Autre bémol : même s’il s’agit d’une amélioration, trouver 17.000 faux billets en circulation en 2020 en Belgique représente une perte de 900.000 euros, sur une seule année et dans un seul des 19 Etats de la zone euro. La contrefaçon reste un vol massif.

Pour s’attaquer à ce vol, les polices européennes doivent en permanence se mettre à la page. Les deux premières décennies de l’euro leur ont demandé beaucoup d’adaptations.

Du petit contrefacteur aux mafias

Le franc belge avait ses faussaires : leur portée était la Belgique. Le territoire de l’euro est bien plus vaste, la portée des faussaires aussi. Dans leurs rangs, on trouve de plus "gros poissons".

Pascal Roland a connu cette transition au sein de la Police fédérale. Il est aujourd’hui Inspecteur principal à l’Office central de répression du faux monnayage. Il travaillait déjà à la répression du faux monnayage il y a 20 ans. Il se souvient bien de l’impact de l’arrivée de l’euro sur la qualité des contrefaçons et sur le travail d’enquête.

"Avant l’euro, avec le franc belge, on avait chez nous en Belgique surtout de petits contrefacteurs qui produisaient quelques centaines de billets maximum. Avec l’arrivée de l’euro, monnaie internationale, les organisations criminelles se sont lancées dans le business."

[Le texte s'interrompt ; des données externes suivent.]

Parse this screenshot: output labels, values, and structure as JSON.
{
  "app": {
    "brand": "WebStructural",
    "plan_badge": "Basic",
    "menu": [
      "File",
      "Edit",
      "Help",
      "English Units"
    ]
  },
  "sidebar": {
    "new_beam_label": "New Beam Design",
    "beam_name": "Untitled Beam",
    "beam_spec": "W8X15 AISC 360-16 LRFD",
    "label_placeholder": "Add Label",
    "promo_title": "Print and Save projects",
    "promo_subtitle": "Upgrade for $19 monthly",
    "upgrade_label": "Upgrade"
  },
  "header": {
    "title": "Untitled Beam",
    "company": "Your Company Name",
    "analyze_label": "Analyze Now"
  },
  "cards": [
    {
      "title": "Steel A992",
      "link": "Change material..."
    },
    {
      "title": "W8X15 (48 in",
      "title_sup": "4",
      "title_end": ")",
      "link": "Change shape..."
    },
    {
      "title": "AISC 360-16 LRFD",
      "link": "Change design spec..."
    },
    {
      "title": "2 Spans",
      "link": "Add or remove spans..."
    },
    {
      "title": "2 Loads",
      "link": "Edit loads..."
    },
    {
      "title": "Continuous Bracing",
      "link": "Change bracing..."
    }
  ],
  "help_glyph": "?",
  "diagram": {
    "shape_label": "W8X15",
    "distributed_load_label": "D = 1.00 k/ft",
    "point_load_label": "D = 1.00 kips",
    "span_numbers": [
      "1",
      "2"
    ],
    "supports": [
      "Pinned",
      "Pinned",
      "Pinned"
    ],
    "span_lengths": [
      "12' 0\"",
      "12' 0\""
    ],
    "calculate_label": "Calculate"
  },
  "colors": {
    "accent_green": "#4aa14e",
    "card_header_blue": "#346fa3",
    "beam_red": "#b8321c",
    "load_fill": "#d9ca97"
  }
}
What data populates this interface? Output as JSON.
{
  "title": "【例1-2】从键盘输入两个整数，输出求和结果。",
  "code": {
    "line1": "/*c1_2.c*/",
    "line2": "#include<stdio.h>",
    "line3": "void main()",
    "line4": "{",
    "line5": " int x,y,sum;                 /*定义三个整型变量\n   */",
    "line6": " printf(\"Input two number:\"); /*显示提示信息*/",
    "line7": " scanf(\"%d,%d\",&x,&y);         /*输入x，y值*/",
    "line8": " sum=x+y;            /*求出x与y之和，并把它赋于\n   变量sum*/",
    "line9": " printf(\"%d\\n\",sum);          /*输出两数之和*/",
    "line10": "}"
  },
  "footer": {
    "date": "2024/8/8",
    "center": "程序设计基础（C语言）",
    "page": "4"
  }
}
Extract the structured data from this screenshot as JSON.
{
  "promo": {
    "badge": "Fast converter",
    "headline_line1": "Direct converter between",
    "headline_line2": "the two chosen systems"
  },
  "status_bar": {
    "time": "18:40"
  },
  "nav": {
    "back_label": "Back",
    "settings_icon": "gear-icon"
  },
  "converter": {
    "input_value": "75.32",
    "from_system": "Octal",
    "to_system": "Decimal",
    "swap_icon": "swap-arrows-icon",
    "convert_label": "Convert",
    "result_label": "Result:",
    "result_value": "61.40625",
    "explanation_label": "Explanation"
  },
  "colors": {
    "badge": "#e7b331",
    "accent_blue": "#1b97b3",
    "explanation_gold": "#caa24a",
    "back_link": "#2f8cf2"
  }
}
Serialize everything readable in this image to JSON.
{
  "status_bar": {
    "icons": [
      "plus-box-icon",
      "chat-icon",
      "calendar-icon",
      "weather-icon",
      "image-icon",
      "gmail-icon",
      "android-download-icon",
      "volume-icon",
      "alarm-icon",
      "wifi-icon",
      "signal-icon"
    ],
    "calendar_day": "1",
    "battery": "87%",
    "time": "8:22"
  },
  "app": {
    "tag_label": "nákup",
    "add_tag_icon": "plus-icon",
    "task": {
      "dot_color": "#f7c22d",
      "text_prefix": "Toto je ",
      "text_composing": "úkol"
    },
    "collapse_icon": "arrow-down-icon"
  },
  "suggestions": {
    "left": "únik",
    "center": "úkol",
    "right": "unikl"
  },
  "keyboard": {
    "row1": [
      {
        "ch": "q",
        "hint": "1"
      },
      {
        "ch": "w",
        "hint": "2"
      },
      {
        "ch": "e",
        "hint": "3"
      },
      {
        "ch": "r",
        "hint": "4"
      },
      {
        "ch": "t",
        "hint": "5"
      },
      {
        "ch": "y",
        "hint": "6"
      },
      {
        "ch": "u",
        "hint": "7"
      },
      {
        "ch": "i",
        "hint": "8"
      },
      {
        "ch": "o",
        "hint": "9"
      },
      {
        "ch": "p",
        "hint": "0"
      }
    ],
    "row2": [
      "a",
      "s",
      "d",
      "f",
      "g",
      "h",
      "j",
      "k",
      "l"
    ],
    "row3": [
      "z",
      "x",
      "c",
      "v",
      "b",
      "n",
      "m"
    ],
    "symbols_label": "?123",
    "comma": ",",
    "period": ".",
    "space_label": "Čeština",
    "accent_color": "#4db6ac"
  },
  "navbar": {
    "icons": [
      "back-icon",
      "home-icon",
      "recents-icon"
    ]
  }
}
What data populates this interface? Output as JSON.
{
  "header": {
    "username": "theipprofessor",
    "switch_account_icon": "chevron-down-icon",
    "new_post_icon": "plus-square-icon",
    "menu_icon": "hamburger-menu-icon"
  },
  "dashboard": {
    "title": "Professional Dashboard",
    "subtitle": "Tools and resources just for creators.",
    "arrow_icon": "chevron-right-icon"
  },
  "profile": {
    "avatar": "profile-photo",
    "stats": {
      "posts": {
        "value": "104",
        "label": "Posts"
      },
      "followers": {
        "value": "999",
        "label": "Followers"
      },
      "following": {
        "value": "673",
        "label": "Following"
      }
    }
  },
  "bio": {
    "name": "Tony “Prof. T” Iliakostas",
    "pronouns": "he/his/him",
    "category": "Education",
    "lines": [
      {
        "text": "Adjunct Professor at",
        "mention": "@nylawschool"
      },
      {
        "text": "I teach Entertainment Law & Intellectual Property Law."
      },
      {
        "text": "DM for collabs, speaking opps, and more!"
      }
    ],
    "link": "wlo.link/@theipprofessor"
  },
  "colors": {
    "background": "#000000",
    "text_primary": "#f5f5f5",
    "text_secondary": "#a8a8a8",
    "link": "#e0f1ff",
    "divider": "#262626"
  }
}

Parmi celles-ci, des mafias. "80 à 85% des faux billets qu’on trouve sur le territoire belge viennent de l’étranger : d’états limitrophes ou de plus loin. L’Italie, par exemple, d’où proviennent une bonne part des faux billets. Enormément de démantèlements ont lieu en Italie dans la région de Naples."

Cette nouvelle réalité a poussé rapidement les experts et les policiers européens à coopérer davantage. Les spécialistes en contrefaçon des banques centrales des différents pays, comme l’équipe belge de Laurent De Nys, mettent leurs observations en commun pour classifier les billets contrefaits en Europe et tenter de repérer des flux. Sur cette base ensuite, les polices des Etats concernés mènent des enquêtes coordonnées, avec l’aide d’Europol, pour démanteler ces filières transfrontalières.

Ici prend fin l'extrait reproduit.